Vasu, I think you have to be VERY careful when comparing different products. It's almost like comparing languages - it can quickly become a religious debate, so I'd prefer not to make specific comparisons between Eclipse and other products. Perhaps others would like to do that in a different thread
However, I can point out the single biggest difference between Eclipse and all the other products out there: Eclipse is an Open Source framework that was designed from the start to be extended - by people like you and me! The Eclipse designers realized that no single development team could ever meet all the needs of the entire community, so instead they designed a platform that would allow anybody with the desire to add their own features to the workbench.

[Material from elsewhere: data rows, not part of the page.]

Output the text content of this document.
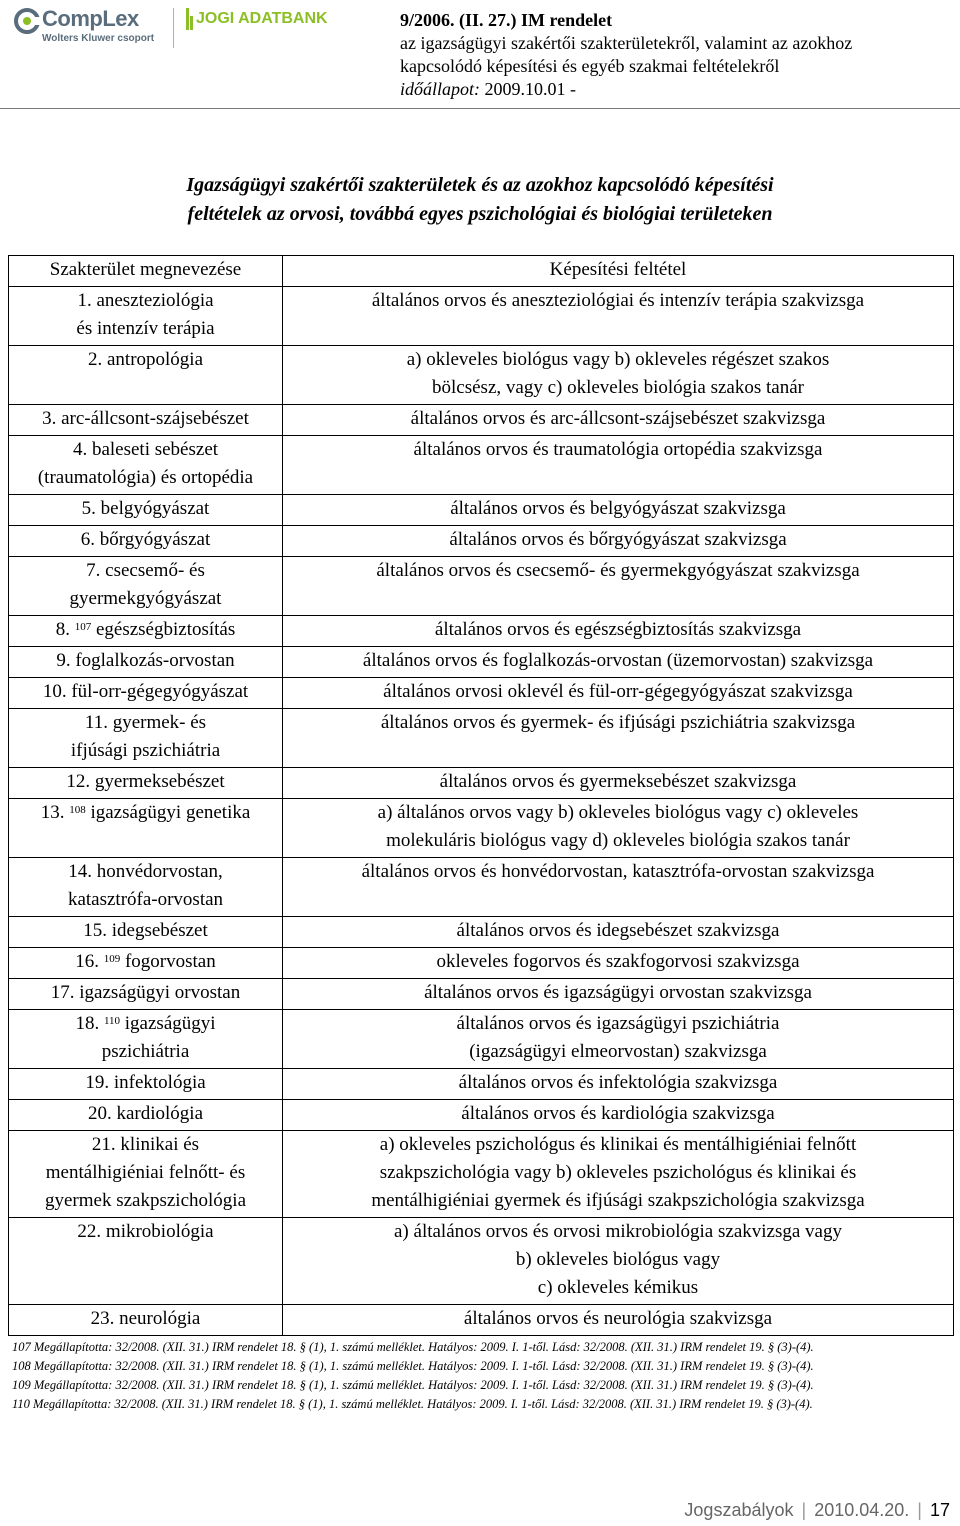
CompLex
Wolters Kluwer csoport
JOGI ADATBANK	9/2006. (II. 27.) IM rendelet
az igazságügyi szakértői szakterületekről, valamint az azokhoz
kapcsolódó képesítési és egyéb szakmai feltételekről
időállapot: 2009.10.01 -
Igazságügyi szakértői szakterületek és az azokhoz kapcsolódó képesítési
feltételek az orvosi, továbbá egyes pszichológiai és biológiai területeken
Szakterület megnevezése	Képesítési feltétel
1. aneszteziológia
és intenzív terápia	általános orvos és aneszteziológiai és intenzív terápia szakvizsga
2. antropológia	a) okleveles biológus vagy b) okleveles régészet szakos
bölcsész, vagy c) okleveles biológia szakos tanár
3. arc-állcsont-szájsebészet	általános orvos és arc-állcsont-szájsebészet szakvizsga
4. baleseti sebészet
(traumatológia) és ortopédia	általános orvos és traumatológia ortopédia szakvizsga
5. belgyógyászat	általános orvos és belgyógyászat szakvizsga
6. bőrgyógyászat	általános orvos és bőrgyógyászat szakvizsga
7. csecsemő- és
gyermekgyógyászat	általános orvos és csecsemő- és gyermekgyógyászat szakvizsga
8. $^{107}$ egészségbiztosítás	általános orvos és egészségbiztosítás szakvizsga
9. foglalkozás-orvostan	általános orvos és foglalkozás-orvostan (üzemorvostan) szakvizsga
10. fül-orr-gégegyógyászat	általános orvosi oklevél és fül-orr-gégegyógyászat szakvizsga
11. gyermek- és
ifjúsági pszichiátria	általános orvos és gyermek- és ifjúsági pszichiátria szakvizsga
12. gyermeksebészet	általános orvos és gyermeksebészet szakvizsga
13. $^{108}$ igazságügyi genetika	a) általános orvos vagy b) okleveles biológus vagy c) okleveles
molekuláris biológus vagy d) okleveles biológia szakos tanár
14. honvédorvostan,
katasztrófa-orvostan	általános orvos és honvédorvostan, katasztrófa-orvostan szakvizsga
15. idegsebészet	általános orvos és idegsebészet szakvizsga
16. $^{109}$ fogorvostan	okleveles fogorvos és szakfogorvosi szakvizsga
17. igazságügyi orvostan	általános orvos és igazságügyi orvostan szakvizsga
18. $^{110}$ igazságügyi
pszichiátria	általános orvos és igazságügyi pszichiátria
(igazságügyi elmeorvostan) szakvizsga
19. infektológia	általános orvos és infektológia szakvizsga
20. kardiológia	általános orvos és kardiológia szakvizsga
21. klinikai és
mentálhigiéniai felnőtt- és
gyermek szakpszichológia	a) okleveles pszichológus és klinikai és mentálhigiéniai felnőtt
szakpszichológia vagy b) okleveles pszichológus és klinikai és
mentálhigiéniai gyermek és ifjúsági szakpszichológia szakvizsga
22. mikrobiológia	a) általános orvos és orvosi mikrobiológia szakvizsga vagy
b) okleveles biológus vagy
c) okleveles kémikus
23. neurológia	általános orvos és neurológia szakvizsga
107 Megállapította: 32/2008. (XII. 31.) IRM rendelet 18. § (1), 1. számú melléklet. Hatályos: 2009. I. 1-től. Lásd: 32/2008. (XII. 31.) IRM rendelet 19. § (3)-(4).
108 Megállapította: 32/2008. (XII. 31.) IRM rendelet 18. § (1), 1. számú melléklet. Hatályos: 2009. I. 1-től. Lásd: 32/2008. (XII. 31.) IRM rendelet 19. § (3)-(4).
109 Megállapította: 32/2008. (XII. 31.) IRM rendelet 18. § (1), 1. számú melléklet. Hatályos: 2009. I. 1-től. Lásd: 32/2008. (XII. 31.) IRM rendelet 19. § (3)-(4).
110 Megállapította: 32/2008. (XII. 31.) IRM rendelet 18. § (1), 1. számú melléklet. Hatályos: 2009. I. 1-től. Lásd: 32/2008. (XII. 31.) IRM rendelet 19. § (3)-(4).
Jogszabályok | 2010.04.20. | 17
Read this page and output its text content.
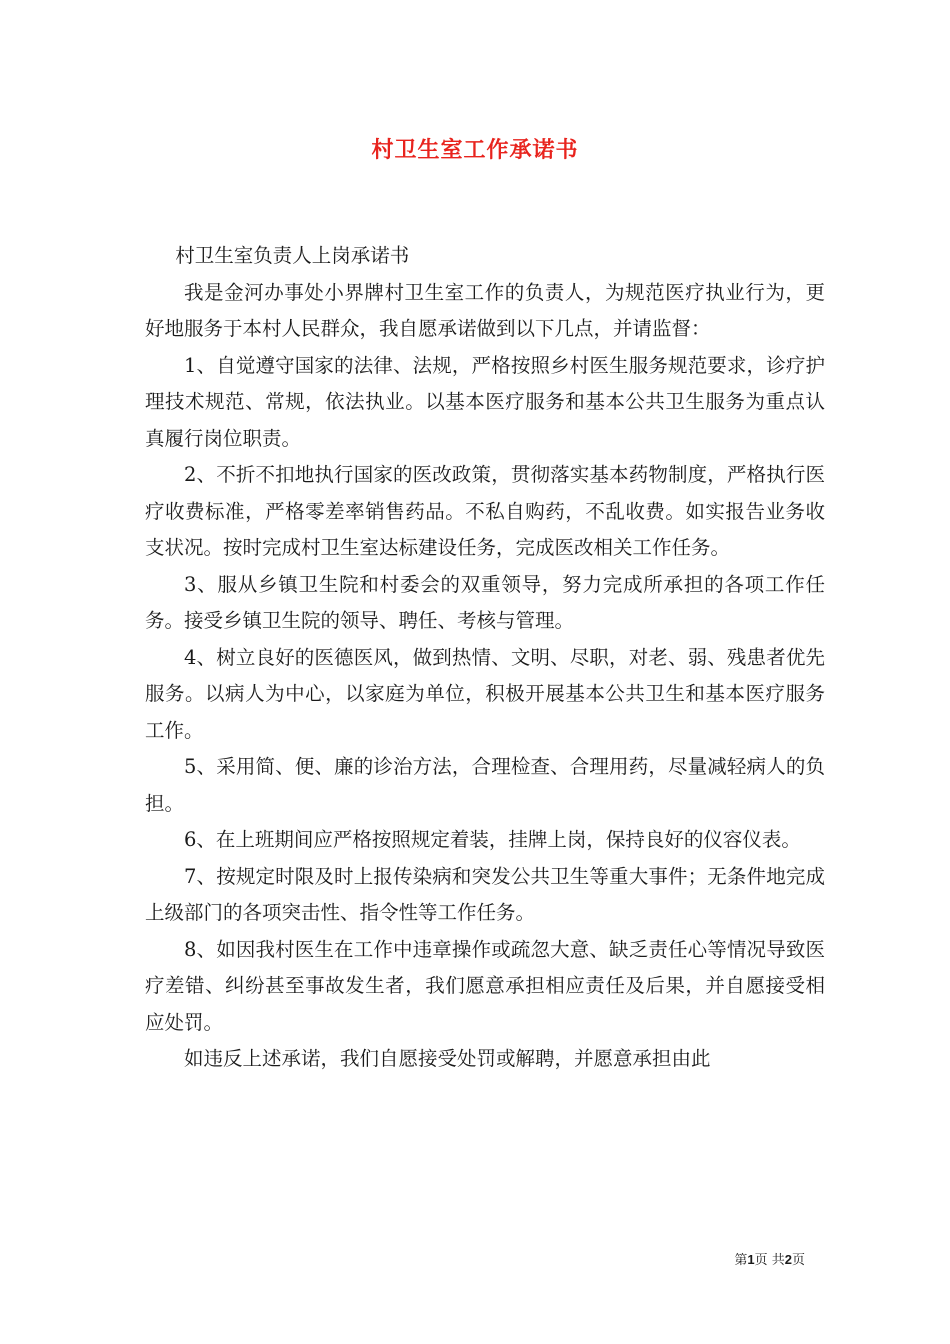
村卫生室工作承诺书

村卫生室负责人上岗承诺书

我是金河办事处小界牌村卫生室工作的负责人，为规范医疗执业行为，更好地服务于本村人民群众，我自愿承诺做到以下几点，并请监督：

1、自觉遵守国家的法律、法规，严格按照乡村医生服务规范要求，诊疗护理技术规范、常规，依法执业。以基本医疗服务和基本公共卫生服务为重点认真履行岗位职责。

2、不折不扣地执行国家的医改政策，贯彻落实基本药物制度，严格执行医疗收费标准，严格零差率销售药品。不私自购药，不乱收费。如实报告业务收支状况。按时完成村卫生室达标建设任务，完成医改相关工作任务。

3、服从乡镇卫生院和村委会的双重领导，努力完成所承担的各项工作任务。接受乡镇卫生院的领导、聘任、考核与管理。

4、树立良好的医德医风，做到热情、文明、尽职，对老、弱、残患者优先服务。以病人为中心，以家庭为单位，积极开展基本公共卫生和基本医疗服务工作。

5、采用简、便、廉的诊治方法，合理检查、合理用药，尽量减轻病人的负担。

6、在上班期间应严格按照规定着装，挂牌上岗，保持良好的仪容仪表。

7、按规定时限及时上报传染病和突发公共卫生等重大事件；无条件地完成上级部门的各项突击性、指令性等工作任务。

8、如因我村医生在工作中违章操作或疏忽大意、缺乏责任心等情况导致医疗差错、纠纷甚至事故发生者，我们愿意承担相应责任及后果，并自愿接受相应处罚。

如违反上述承诺，我们自愿接受处罚或解聘，并愿意承担由此

第1页 共2页
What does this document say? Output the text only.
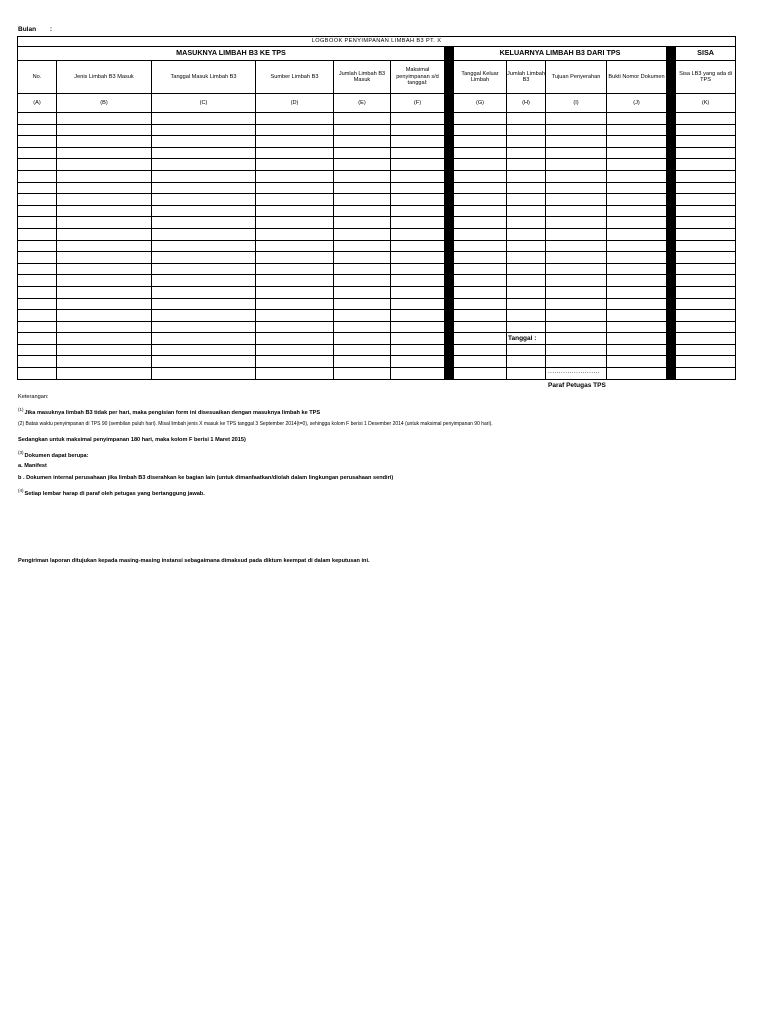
Bulan :
LOGBOOK PENYIMPANAN LIMBAH B3 PT. X												
MASUKNYA LIMBAH B3 KE TPS							KELUARNYA LIMBAH B3 DARI TPS					SISA
No.	Jenis Limbah B3 Masuk	Tanggal Masuk Limbah B3	Sumber Limbah B3	Jumlah Limbah B3 Masuk	Maksimal penyimpanan s/d tanggal:		Tanggal Keluar Limbah	Jumlah Limbah B3	Tujuan Penyerahan	Bukti Nomor Dokumen		Sisa LB3 yang ada di TPS
(A)	(B)	(C)	(D)	(E)	(F)		(G)	(H)	(I)	(J)		(K)

Tanggal :
........................
Paraf Petugas TPS
Keterangan:
$^{(1)}$Jika masuknya limbah B3 tidak per hari, maka pengisian form ini disesuaikan dengan masuknya limbah ke TPS
(2) Batas waktu penyimpanan di TPS 90 (sembilan puluh hari). Misal limbah jenis X masuk ke TPS tanggal 3 September 2014(t=0), sehingga kolom F berisi 1 Desember 2014 (untuk maksimal penyimpanan 90 hari).
Sedangkan untuk maksimal penyimpanan 180 hari, maka kolom F berisi 1 Maret 2015)
$^{(3)}$Dokumen dapat berupa:
a. Manifest
b . Dokumen internal perusahaan jika limbah B3 diserahkan ke bagian lain (untuk dimanfaatkan/diolah dalam lingkungan perusahaan sendiri)
$^{(4)}$Setiap lembar harap di paraf oleh petugas yang bertanggung jawab.
Pengiriman laporan ditujukan kepada masing-masing instansi sebagaimana dimaksud pada diktum keempat di dalam keputusan ini.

Eclipse by itself actually does almost nothing. Without plug-ins, Eclipse is a very poor version of Windows Explorer. It just so happens that it ships with a really, really excellent Java plug-in, the JDT, which in most situations is every bit as powerful as VisualAge for Java (you can click here
for an article I wrote last year comparing the two, but you may have to register first).
Other plug-ins are being written every day, and that's something none of the other IDEs can say. Some of the plug-ins for Eclipse are not free. IBM's various WebSphere offerings cost money, in some cases, significant money. But they also provide levels of testing that nobody else has. And that's the thing that make Eclipse so unique. If you can get by with the free offerings, there's nothing stopping you from using Eclipse without paying a cent. At the same time, if you need advanced capabilities, there are vendors willing to sell you plug-ins that take Eclipse to that next level of function.
And that's I think the biggest difference between Eclipse and all the other IDEs.